Aussi, face à l’inquiétude grandissante, les spécialistes du CHUM insistent : « Si ce n’est pas bien toléré, il faut aller consulter son médecin et faire un dosage de la TSH. Car il est possible qu’avec cette nouvelle formule, il y ait une absorption un peu différente et que cela fasse bouger un peu le taux hormonal sanguin. Mais, c’est une molécule vitale, il ne faut surtout pas l’arrêter! » . Présent sur le marché un peu après l’Hexagone, le nouveau Levothyrox n’a pas entraîné de plaintes massives, chez nous. D’autant qu’en raison de notre éloignement géographique, les stocks sont « chaotiques » selon les pharmaciens.
RÉACTIONS TIMIDES OU RETARD À L’ALLUMAGE ?
« Il existe huit références (dosages, NDLR) » , explique Charles Elgéa, président du syndicat des pharmaciens. « Donc, huit histoires différentes. Il y a 10 jours de latence après chaque commande. Donc, on peut se retrouver avec l’ancien Levothyrox sur un dosage, puis le nouveau, puis encore l’ancien… » Avec un risque de rupture sur certains dosages. Difficile de trouver l’équilibre dans ces conditions…

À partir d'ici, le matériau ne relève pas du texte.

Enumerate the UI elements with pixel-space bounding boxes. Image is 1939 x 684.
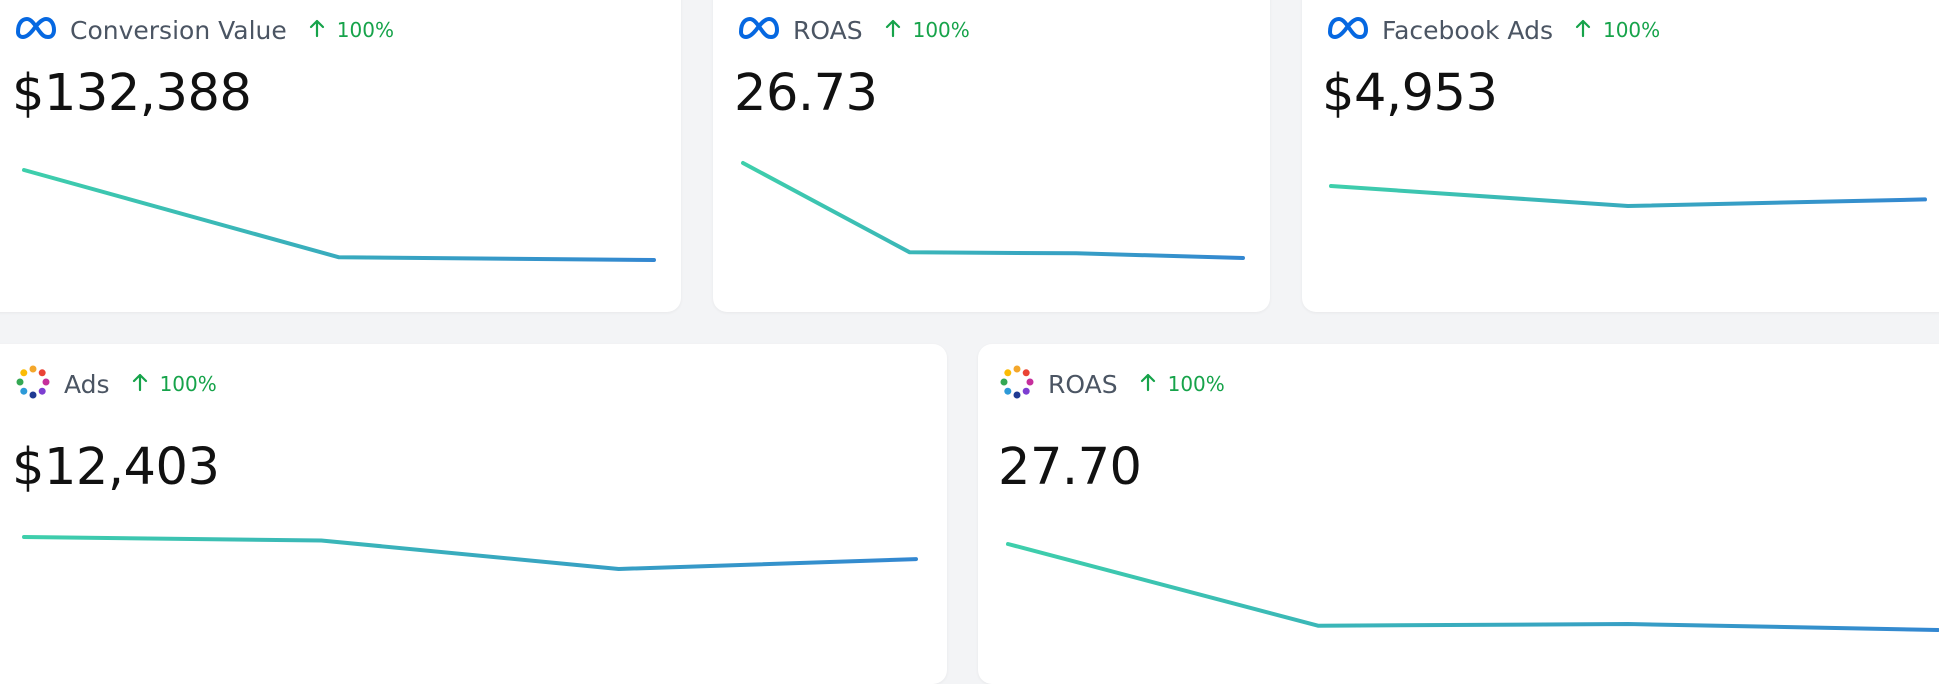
card-title: ROAS	[793, 15, 863, 45]
metric-value: $4,953	[1322, 64, 1498, 123]
arrow-up-icon	[132, 372, 148, 397]
sparkline	[1329, 184, 1927, 208]
trend-value: 100%	[1167, 372, 1225, 396]
card-header: Conversion Value 100%	[14, 12, 394, 48]
sparkline	[22, 168, 656, 262]
arrow-up-icon	[1140, 372, 1156, 397]
arrow-up-icon	[309, 18, 325, 43]
trend-value: 100%	[159, 372, 217, 396]
arrow-up-icon	[1575, 18, 1591, 43]
card-title: Facebook Ads	[1382, 15, 1553, 45]
sparkline	[22, 535, 918, 571]
meta-icon	[1326, 16, 1370, 44]
metric-value: $132,388	[12, 64, 252, 123]
sparkline-path	[741, 161, 1245, 260]
trend-badge: 100%	[885, 18, 970, 43]
metric-card-roas-dots[interactable]: ROAS 100% 27.70	[978, 344, 1939, 684]
sparkline-path	[22, 535, 918, 571]
metric-value: $12,403	[12, 438, 220, 497]
metric-value: 27.70	[998, 438, 1142, 497]
metric-card-facebook-ads[interactable]: Facebook Ads 100% $4,953	[1302, 0, 1939, 312]
dots-logo-icon	[14, 363, 52, 405]
trend-value: 100%	[1602, 18, 1661, 42]
metric-card-ads[interactable]: Ads 100% $12,403	[0, 344, 947, 684]
trend-badge: 100%	[132, 372, 217, 397]
card-title: Conversion Value	[70, 15, 287, 45]
trend-badge: 100%	[1140, 372, 1225, 397]
card-header: ROAS 100%	[998, 363, 1225, 405]
sparkline-path	[1329, 184, 1927, 208]
card-title: ROAS	[1048, 369, 1118, 399]
trend-badge: 100%	[309, 18, 394, 43]
metric-value: 26.73	[734, 64, 878, 123]
dots-logo-icon	[998, 363, 1036, 405]
metric-card-conversion-value[interactable]: Conversion Value 100% $132,388	[0, 0, 681, 312]
card-header: ROAS 100%	[737, 12, 970, 48]
trend-value: 100%	[336, 18, 394, 42]
trend-badge: 100%	[1575, 18, 1660, 43]
card-header: Ads 100%	[14, 363, 217, 405]
trend-value: 100%	[912, 18, 970, 42]
meta-icon	[737, 16, 781, 44]
meta-icon	[14, 16, 58, 44]
metric-card-roas-meta[interactable]: ROAS 100% 26.73	[713, 0, 1270, 312]
card-title: Ads	[64, 369, 110, 399]
arrow-up-icon	[885, 18, 901, 43]
sparkline-path	[22, 168, 656, 262]
sparkline	[1006, 542, 1939, 632]
card-header: Facebook Ads 100%	[1326, 12, 1660, 48]
sparkline	[741, 161, 1245, 260]
sparkline-path	[1006, 542, 1939, 632]
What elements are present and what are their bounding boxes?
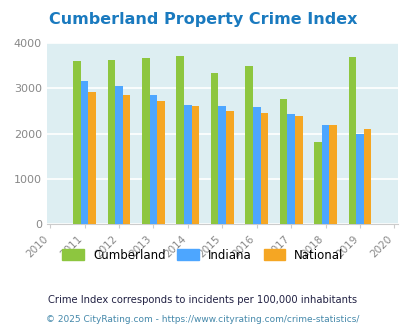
Bar	[122, 95, 130, 224]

Ces professionnels n’ont pour l’heure pas noté d’afflux de patients inquiets ou mécontents dans leurs officines. Claude Marie-Joseph, président de l’ordre des pharmaciens, n’a eu « aucun retour » , par exemple, mais précise tout de même qu’une réflexion sera menée par les pharmaciens.
Au CHUM, sur les 40 patients hebdomadaires que voit le Dr Corvo, seuls deux l’ont interrogé sur la « polémique » : « Ils n’ont pas d’intolérance au nouveau Levothyrox, mais voulaient savoir ce que j’en pensais » . Cependant, la veille sanitaire reste de mise. Car compte tenu du décalage dans la mise sur le marché du nouveau Levothyrox, chez nous, l’éventualité d’un retard à l’allumage de la polémique n’est pas écartée.
(1) Si, au niveau national, l’on sait que 3 millions de Français sont concernés, au niveau local, il semble plus difficile d’obtenir un chiffre, surtout en cette période de grandes vacances, et donc de congés des responsables du pôle « Coeur, vaisseaux, thorax, maladies métaboliques et endocriniennes » du CHU de Martinique.
(2) Pétition lancée via le site MesOpinions.com et qui comptait hier plus de 130 000 signatures.
Ce qui a changé
– Suppression du lactose, un excipient à effet notoire, qui a été remplacé par le mannitol, dépourvu d’effet notoire.
– Ajout de l’acide citrique anhydre, excipient très répandu dans la composition des médicaments et dans le domaine alimentaire. Il est utilisé en tant que conservateur pour limiter la dégradation de la lévothyroxine au cours du temps.
– Le format, les couleurs des boîtes et des blisters ont changé afin de les harmoniser à l’échelle mondiale.
– La substance active reste identique.
0 800 97 16 53
L’ANSM a mis en place, mercredi, un numéro vert, 0 800 97 16 53, accessible du lundi au vendredi, de 9 à 19 heures (heures de l’Hexagone), pour répondre aux interrogations des patients. D’ores et déjà, ce numéro est submergé d’appels de patients inquiets : plus de 70 000 appels en deux jours.